For completeness, the Defendant also accepts that an absconder notification form was also erroneously issued to file on 21 June 2023, although the Defendant’s absconder policy did not apply, as the Claimant had not left Port or Border Force accommodation. In fact, the correct information was recorded on the form, so it is agreed by the parties that nothing turns on that error. 

14.

On 1 November 2023 the Claimant was encountered during a street stop and search by Essex Police and subsequently arrested.

15.

On 19 April 2024, at Chelmsford Crown Court, the Claimant was convicted of an offence of Possession with intent to supply a controlled drug of Class A - Crack Cocaine. He was sentenced to 2 years and 9 months’ imprisonment.  His conditional release date was 7 December 2024.

16.

On 9 May 2024, the Claimant (having initially denied receiving any such notice in his claim form) now accepts that he signed to confirm receipt of a stage 1 deportation notice letter dated 8 May 2024.

17.

On 16 October 2024 a negative conclusive grounds decision was issued. On 16 November 2024 a deportation decision dated 14 November 2024 was served on the Claimant in prison.  A copy of the form is in the bundle, which records that the Claimant had refused to sign for it. 

18.

On 27 November 2024 the Defendant served on the Claimant a notice of intent to remove, and his removal was initially scheduled for 5 December 2024.  The letter stated:

“We wrote to you on 08 May 2024 and notified you that because of your criminal convictions in the UK the Secretary of State had decided to make a Deportation Order against you under section 32(5) of the UK Borders Act 2007, subject to consideration of section 33 of the same Act. This is because you are a foreign criminal who has been sentenced to a period of imprisonment of at least 12 months and as such your deportation is conducive to the public good.”

19.

On 3 December 2024, the Claimant then issued his claim for judicial review which was served on the Defendant on 9 December 2024. The Claimant made an application for interim relief seeking a stay of his removal which by then had been re-scheduled on 2 December 2024 for 12 December 2024.

20.

Mrs Justice Lang refused the application for interim relief on 11 December 2024. Later that evening, the Claimant sought permission to appeal that order from the Court of Appeal. In the meantime, the Defendant had decided to defer the removal directions and a notice cancelling removal directions was served on the Claimant on 11 December 2024 by email at 21.14. The appeal to the Court of Appeal was then withdrawn by consent and the matter then proceeded to the permission stage. 

21.

On 2 January 2025 the Defendant filed her Acknowledgment of Service and summary grounds of defence. On 13 February 2025 permission was granted on the papers by Upper Tribunal Judge Ockelton sitting as a judge of the High Court, whose decision included the following observations: 

“Everything depends on whether the claimant had an outstanding asylum application at the date of the decisions to detain and remove him, and, because there is no doubt that the claimant did make an asylum claim, that in turn depends on whether the defendant’s decision to treat the asylum claim as implicitly withdrawn was lawful….
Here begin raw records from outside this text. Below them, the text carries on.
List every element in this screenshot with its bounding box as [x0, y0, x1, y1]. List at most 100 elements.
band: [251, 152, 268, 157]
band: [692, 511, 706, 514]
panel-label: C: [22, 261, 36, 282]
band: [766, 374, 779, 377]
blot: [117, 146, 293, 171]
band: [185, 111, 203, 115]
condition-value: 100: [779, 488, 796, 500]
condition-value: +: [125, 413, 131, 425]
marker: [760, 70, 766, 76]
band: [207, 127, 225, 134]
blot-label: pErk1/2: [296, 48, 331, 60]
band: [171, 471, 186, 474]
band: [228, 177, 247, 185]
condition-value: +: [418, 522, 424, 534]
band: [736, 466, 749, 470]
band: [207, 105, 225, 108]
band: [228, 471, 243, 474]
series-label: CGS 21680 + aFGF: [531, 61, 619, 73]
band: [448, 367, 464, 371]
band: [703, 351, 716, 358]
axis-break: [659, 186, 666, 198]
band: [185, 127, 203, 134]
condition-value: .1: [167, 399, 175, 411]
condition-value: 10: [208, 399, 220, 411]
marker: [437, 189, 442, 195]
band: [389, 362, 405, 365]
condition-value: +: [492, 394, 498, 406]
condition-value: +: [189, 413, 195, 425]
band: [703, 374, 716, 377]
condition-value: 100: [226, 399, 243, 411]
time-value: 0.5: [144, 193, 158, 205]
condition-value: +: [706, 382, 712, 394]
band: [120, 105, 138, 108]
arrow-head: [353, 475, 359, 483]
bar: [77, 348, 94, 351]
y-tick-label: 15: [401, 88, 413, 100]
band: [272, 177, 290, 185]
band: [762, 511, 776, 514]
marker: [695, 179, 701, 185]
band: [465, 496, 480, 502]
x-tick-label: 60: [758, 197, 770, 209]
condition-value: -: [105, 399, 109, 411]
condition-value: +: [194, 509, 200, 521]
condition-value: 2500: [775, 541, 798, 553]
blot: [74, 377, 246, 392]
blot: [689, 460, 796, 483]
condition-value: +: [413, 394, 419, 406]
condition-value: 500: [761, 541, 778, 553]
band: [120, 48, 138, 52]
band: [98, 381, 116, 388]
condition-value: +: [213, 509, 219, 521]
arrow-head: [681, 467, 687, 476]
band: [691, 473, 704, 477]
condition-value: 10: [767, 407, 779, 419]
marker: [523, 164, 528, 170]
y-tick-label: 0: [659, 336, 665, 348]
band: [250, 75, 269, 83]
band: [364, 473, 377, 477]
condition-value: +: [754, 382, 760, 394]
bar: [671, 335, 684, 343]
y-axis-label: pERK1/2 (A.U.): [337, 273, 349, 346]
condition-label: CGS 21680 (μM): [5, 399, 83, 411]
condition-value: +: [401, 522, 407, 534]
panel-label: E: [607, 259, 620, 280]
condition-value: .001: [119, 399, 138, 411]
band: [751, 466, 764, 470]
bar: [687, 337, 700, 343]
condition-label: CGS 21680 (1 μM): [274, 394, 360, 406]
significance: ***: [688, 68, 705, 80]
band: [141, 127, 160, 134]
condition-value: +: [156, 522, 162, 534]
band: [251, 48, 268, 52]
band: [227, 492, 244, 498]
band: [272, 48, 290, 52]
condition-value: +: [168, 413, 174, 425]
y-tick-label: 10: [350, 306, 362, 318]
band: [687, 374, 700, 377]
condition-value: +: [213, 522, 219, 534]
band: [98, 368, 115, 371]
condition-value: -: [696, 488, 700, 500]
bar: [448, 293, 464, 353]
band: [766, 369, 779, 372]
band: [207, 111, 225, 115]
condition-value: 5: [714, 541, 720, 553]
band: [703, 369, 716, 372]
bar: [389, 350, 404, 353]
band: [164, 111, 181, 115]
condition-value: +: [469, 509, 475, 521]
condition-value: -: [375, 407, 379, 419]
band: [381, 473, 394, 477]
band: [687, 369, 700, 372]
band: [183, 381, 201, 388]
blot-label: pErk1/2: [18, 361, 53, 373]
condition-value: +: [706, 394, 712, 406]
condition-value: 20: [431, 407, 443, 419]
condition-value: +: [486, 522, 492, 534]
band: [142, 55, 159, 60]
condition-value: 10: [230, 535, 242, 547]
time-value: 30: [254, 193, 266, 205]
One cannot have any sympathy at all for the claimant, who entered the United Kingdom unlawfully, unlawfully left the accommodation provided for him at public expense, made an asylum claim that he did not pursue, and then used his time in the United Kingdom to commit serious criminal offences; but he is entitled to due process. It is arguable that the reason given in the notice of decision is not one of those leading to treating the claim as withdrawn as permitted by paragraph 333C. If an interview had been scheduled and an invitation had been sent to his last known and only lawful address, things would be different, but it wasn’t. In these circumstances it is not easy to see how the claimant can be said to have ‘failed to attend the [sic] interview’.”